The class of 2023 consists of 33 percent domestic students of color, 11 percent international students, and 12 percent first-generation college students. In addition, students in the incoming class come from 46 states and about 30 countries, according to Thiboutot.
In April, the Carletonian reported that at least 40 percent of this year’s admitted students identify as U.S. students of color or international students. While Thiboutot was reluctant to speculate about the demographics of the incoming class at the time, it is now clear that 44 percent of the incoming class identifies as U.S. students of color or international students, surpassing Admissions’ expectations and signifying a strong final note to the retiring dean’s career.

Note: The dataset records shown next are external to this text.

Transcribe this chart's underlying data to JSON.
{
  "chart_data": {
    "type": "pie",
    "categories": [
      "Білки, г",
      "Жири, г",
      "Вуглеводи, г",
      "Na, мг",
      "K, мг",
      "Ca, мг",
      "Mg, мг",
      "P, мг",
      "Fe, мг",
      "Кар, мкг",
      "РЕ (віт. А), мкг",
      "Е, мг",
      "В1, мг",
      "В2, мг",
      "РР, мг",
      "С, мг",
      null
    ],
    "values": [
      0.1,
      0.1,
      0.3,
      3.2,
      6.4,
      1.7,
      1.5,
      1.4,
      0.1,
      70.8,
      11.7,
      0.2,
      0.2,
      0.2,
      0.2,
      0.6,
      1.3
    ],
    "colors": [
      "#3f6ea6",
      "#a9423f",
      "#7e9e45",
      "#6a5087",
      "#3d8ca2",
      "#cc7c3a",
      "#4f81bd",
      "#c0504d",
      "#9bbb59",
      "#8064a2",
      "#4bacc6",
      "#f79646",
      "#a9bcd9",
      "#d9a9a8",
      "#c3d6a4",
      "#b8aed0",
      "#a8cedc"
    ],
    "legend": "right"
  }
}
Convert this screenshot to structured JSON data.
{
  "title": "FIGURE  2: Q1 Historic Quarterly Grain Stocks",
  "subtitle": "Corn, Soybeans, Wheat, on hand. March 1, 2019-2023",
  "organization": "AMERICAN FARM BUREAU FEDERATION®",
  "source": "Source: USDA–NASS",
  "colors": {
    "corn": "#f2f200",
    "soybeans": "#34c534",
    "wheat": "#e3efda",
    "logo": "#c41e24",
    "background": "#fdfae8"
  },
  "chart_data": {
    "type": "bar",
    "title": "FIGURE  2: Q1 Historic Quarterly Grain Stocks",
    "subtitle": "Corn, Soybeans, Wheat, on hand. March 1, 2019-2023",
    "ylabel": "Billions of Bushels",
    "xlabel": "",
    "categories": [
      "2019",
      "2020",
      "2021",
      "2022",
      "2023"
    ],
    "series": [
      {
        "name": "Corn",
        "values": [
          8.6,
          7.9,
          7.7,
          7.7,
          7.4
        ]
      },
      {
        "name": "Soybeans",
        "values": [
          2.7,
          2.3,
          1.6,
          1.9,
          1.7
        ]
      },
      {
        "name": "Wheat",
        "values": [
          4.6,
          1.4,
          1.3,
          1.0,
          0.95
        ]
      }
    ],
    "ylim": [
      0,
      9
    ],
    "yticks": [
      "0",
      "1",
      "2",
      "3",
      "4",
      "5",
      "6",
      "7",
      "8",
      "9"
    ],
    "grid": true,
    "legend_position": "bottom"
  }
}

Thiboutot also shared that, for the incoming class, “we are at a high of 37 percent middle-income students, well above our 30 percent guardrail on this metric for financial aid. Also, 55 percent of students are receiving need-based scholarship aid from the college, again within our target for this metric.”
Last May, the Carletonian reported that the Admissions and Financial Aid Committee (AFAC) tracks socioeconomic diversity for each class after admission through the use of a middle-income guardrail, which was implemented after a 2012 working group found that the proportion of middle-income Carleton students had dropped by between 15 and 20 percent over the preceding 20 years.
AFAC representatives explained last May that the 30 percent guardrail for middle-income student enrollment does not mean that the college prioritizes enrolling middle-income students over low-income students. Instead, the point of the guardrail is to avoid a “barbell effect,” meaning mostly high-income and low-income students on campus. The middle-income guardrail metric, unique to Carleton, helps the college track and stabilize socioeconomic diversity. The college defines middle-income as an annual household income between $42,000 and $170,000.
On Thursday, May 9, a waitlisted student wrote on college admissions forum College Confidential that the class of 2023 was overenrolled and would not be accepting students off the waitlist, per an official letter. Thiboutot confirmed that “we are slightly over-enrolled for the moment, and if this remains a typical year in late withdrawals from the class, what is termed ‘summer melt’ in our business, then we will be spot-on in the fall without turning to the waitlist.”
“Summer melt,” Thiboutot explained, “refers to students withdrawing from the class after having deposited by May 1 due to being admitted from the waitlist of another college or deciding to request a gap year before starting at Carleton.” Carleton’s average summer melt is about 25 students, leading Admissions to expect the final entering class size to decrease toward the target of 520, according to Thiboutot.
For now, this is “an almost perfect result,” Thiboutot said.